TIM PAWLENTY, (R) presidential candidate: History repeatedly warns us that, in the long run, weakness in foreign policy costs us and our children much more than we will ever save in a budget line item. America already has one political party devoted to decline, retrenchment and withdrawal. It doesn’t need a second one.

HARI SREENIVASAN: House Republicans fell short last week in a bid to cut off funding for the Libyan operation. And Jon Huntsman, another contender for the party’s presidential nod, has called for speeding up the U.S. withdrawal from Afghanistan.

White House officials and top Republicans pledged today to keep talking on how to cut the deficit. But there was no sign of any compromise. President Obama met Monday with Senate leaders from both parties on raising the national debt ceiling. Republicans insisted again today they will not accept tax hikes.

Texas Sen. John Cornyn warned Democrats will pay the price unless they accept huge spending cuts.

SEN. JOHN CORNYN, R-Texas: Obviously, if it’s possible to deal with the spending problem and the entitlement reforms, that’s our first choice. But, if the president and his party refuse to do the right thing, then, in the Senate, they’re going to be required to vote to raise the debt limit. And we will have a referendum in 2012 on that decision.

HARI SREENIVASAN: In turn, Democratic Majority Leader Harry Reid criticized several Republican presidential candidates for suggesting the issue is not so urgent.

SEN. HARRY REID, D-Nev. majority leader: I think everyone needs to do a better job of explaining to the American people what it means to raise the debt ceiling.

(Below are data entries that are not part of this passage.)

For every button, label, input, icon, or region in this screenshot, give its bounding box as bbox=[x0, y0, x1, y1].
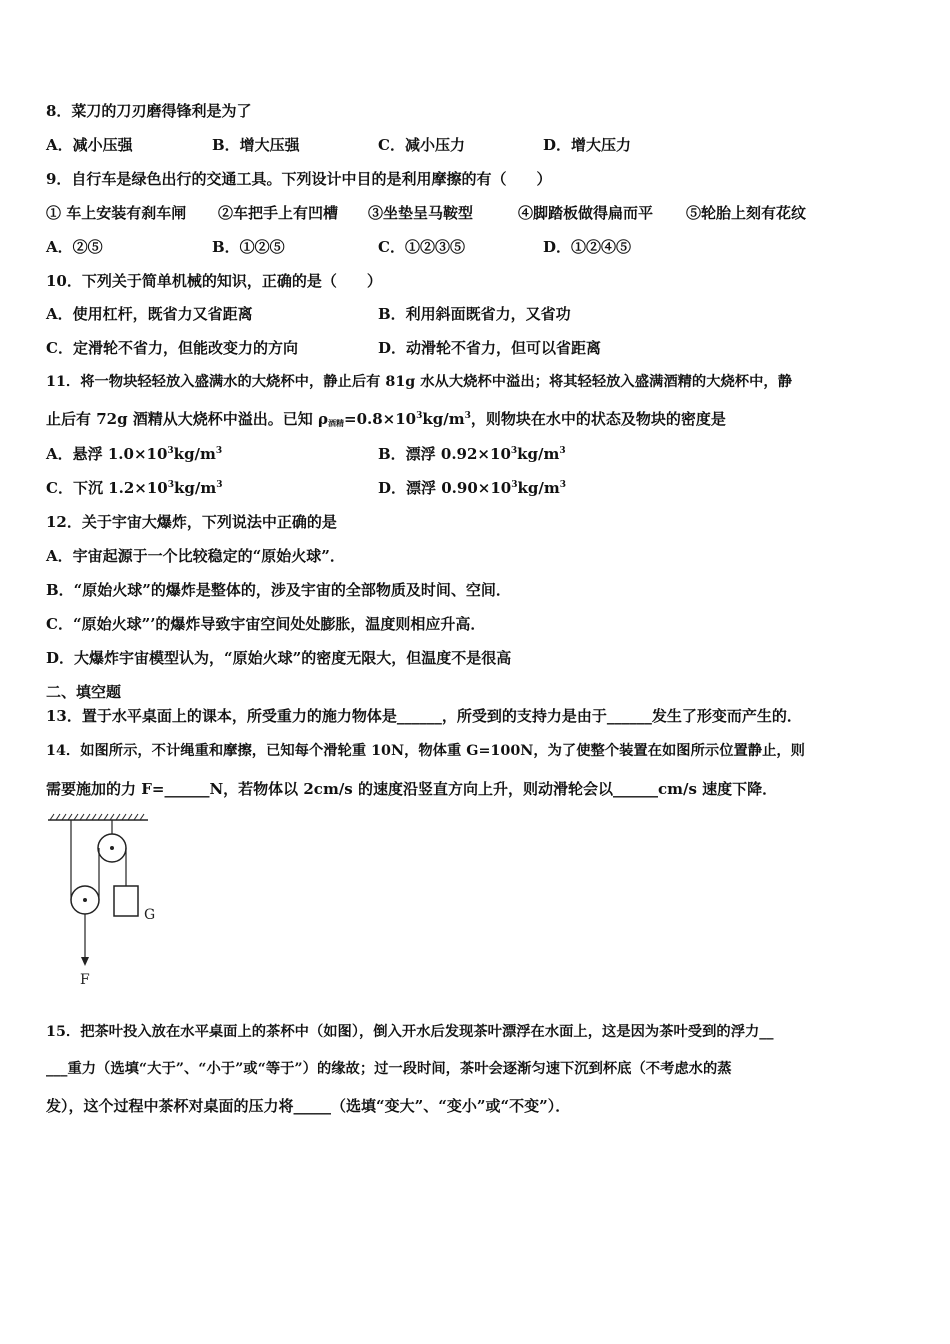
q8-option-d: D．增大压力 bbox=[543, 136, 632, 154]
q10-option-a: A．使用杠杆，既省力又省距离 bbox=[46, 305, 253, 323]
q11-line-1: 11．将一物块轻轻放入盛满水的大烧杯中，静止后有 81g 水从大烧杯中溢出；将其轻轻放入盛满酒精的大烧杯中，静 bbox=[46, 374, 792, 390]
q9-item-3: ③坐垫呈马鞍型 bbox=[368, 204, 474, 222]
ceiling-hatch bbox=[50, 814, 144, 820]
weight-block bbox=[114, 886, 138, 916]
force-arrow bbox=[81, 957, 89, 966]
q11-option-a: A．悬浮 $1.0\times 10^3kg/m^3$ bbox=[46, 445, 223, 463]
q9-option-d: D．①②④⑤ bbox=[543, 238, 632, 256]
q10-option-b: B．利用斜面既省力，又省功 bbox=[378, 305, 571, 323]
q9-option-c: C．①②③⑤ bbox=[378, 238, 465, 256]
q10-option-d: D．动滑轮不省力，但可以省距离 bbox=[378, 339, 602, 357]
q12-option-d: D．大爆炸宇宙模型认为，“原始火球”的密度无限大，但温度不是很高 bbox=[46, 649, 512, 667]
q8-option-b: B．增大压强 bbox=[212, 136, 300, 154]
q9-item-2: ②车把手上有凹槽 bbox=[218, 204, 339, 222]
q9-option-b: B．①②⑤ bbox=[212, 238, 285, 256]
q12-stem: 12．关于宇宙大爆炸，下列说法中正确的是 bbox=[46, 513, 337, 531]
q15-line-1: 15．把茶叶投入放在水平桌面上的茶杯中（如图），倒入开水后发现茶叶漂浮在水面上，这是因为茶叶受到的浮力__ bbox=[46, 1024, 774, 1040]
q12-option-a: A．宇宙起源于一个比较稳定的“原始火球”． bbox=[46, 547, 345, 565]
q9-stem: 9．自行车是绿色出行的交通工具。下列设计中目的是利用摩擦的有（ ） bbox=[46, 170, 552, 188]
q9-item-4: ④脚踏板做得扁而平 bbox=[518, 204, 654, 222]
q11-option-b: B．漂浮 $0.92\times 10^3kg/m^3$ bbox=[378, 445, 566, 463]
q8-option-a: A．减小压强 bbox=[46, 136, 133, 154]
q10-option-c: C．定滑轮不省力，但能改变力的方向 bbox=[46, 339, 298, 357]
q14-line-2: 需要施加的力 F=______N，若物体以 2cm/s 的速度沿竖直方向上升，则动滑轮会以______cm/s 速度下降． bbox=[46, 780, 778, 798]
q10-stem: 10．下列关于简单机械的知识，正确的是（ ） bbox=[46, 272, 382, 290]
q8-stem: 8．菜刀的刀刃磨得锋利是为了 bbox=[46, 102, 252, 120]
q14-line-1: 14．如图所示，不计绳重和摩擦，已知每个滑轮重 10N，物体重 G=100N，为了使整个装置在如图所示位置静止，则 bbox=[46, 743, 805, 759]
q8-option-c: C．减小压力 bbox=[378, 136, 465, 154]
label-f: F bbox=[80, 972, 90, 988]
q9-option-a: A．②⑤ bbox=[46, 238, 103, 256]
q11-line-2: 止后有 72g 酒精从大烧杯中溢出。已知 $\rho_{酒精}=0.8\times 10^3kg/m^3$，则物块在水中的状态及物块的密度是 bbox=[46, 410, 726, 428]
q11-option-c: C．下沉 $1.2\times 10^3kg/m^3$ bbox=[46, 479, 223, 497]
q11-option-d: D．漂浮 $0.90\times 10^3kg/m^3$ bbox=[378, 479, 566, 497]
q12-option-c: C．“原始火球”’的爆炸导致宇宙空间处处膨胀，温度则相应升高． bbox=[46, 615, 486, 633]
section-heading: 二、填空题 bbox=[46, 683, 122, 701]
q12-option-b: B．“原始火球”的爆炸是整体的，涉及宇宙的全部物质及时间、空间． bbox=[46, 581, 511, 599]
pulley-diagram bbox=[44, 812, 174, 990]
q15-line-3: 发），这个过程中茶杯对桌面的压力将_____（选填“变大”、“变小”或“不变”）． bbox=[46, 1097, 571, 1115]
q9-item-1: ① 车上安装有刹车闸 bbox=[46, 204, 187, 222]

What the American people seem to think — and I can understand why they would think that, but it’s wrong — that this means just more spending. All that raising the debt ceiling does is indicate we’re going to pay our bills that we have already accrued.

HARI SREENIVASAN: The Treasury Department has said the government will hit the debt ceiling and risk default by early August.

Fire crews in northern New Mexico struggled today against an aggressive wildfire near Los Alamos. The blaze has spread across 93 square miles in the mountains above the town, and more than 12,000 people have been evacuated.

But the director of the Los Alamos nuclear weapons laboratory said the facility remained secure.

CHARLES MCMILLAN, Los Alamos National Laboratory: We have analyzed all of our nuclear facilities. We have analyzed them for fire. We have analyzed them for wildland fire. We have mitigated those risks. All of them have mitigation. And I’m confident, given the team that we have, that we can protect those facilities.

HARI SREENIVASAN: The wildfire spawned a spot fire on the Los Alamos Lab property yesterday, but it was quickly contained.

Some 34,000 Japanese children will be given radiation meters in order to monitor the impacts of long-term exposure. The announcement today affects children between the ages of 4 and 15 in Fukushima. The city is 45 miles from a nuclear plant that was badly damaged in the March earthquake and tsunami. But there have been rising concerns about radiation levels. The monitoring program is scheduled to last for three months.

Those are some of the day’s major stories.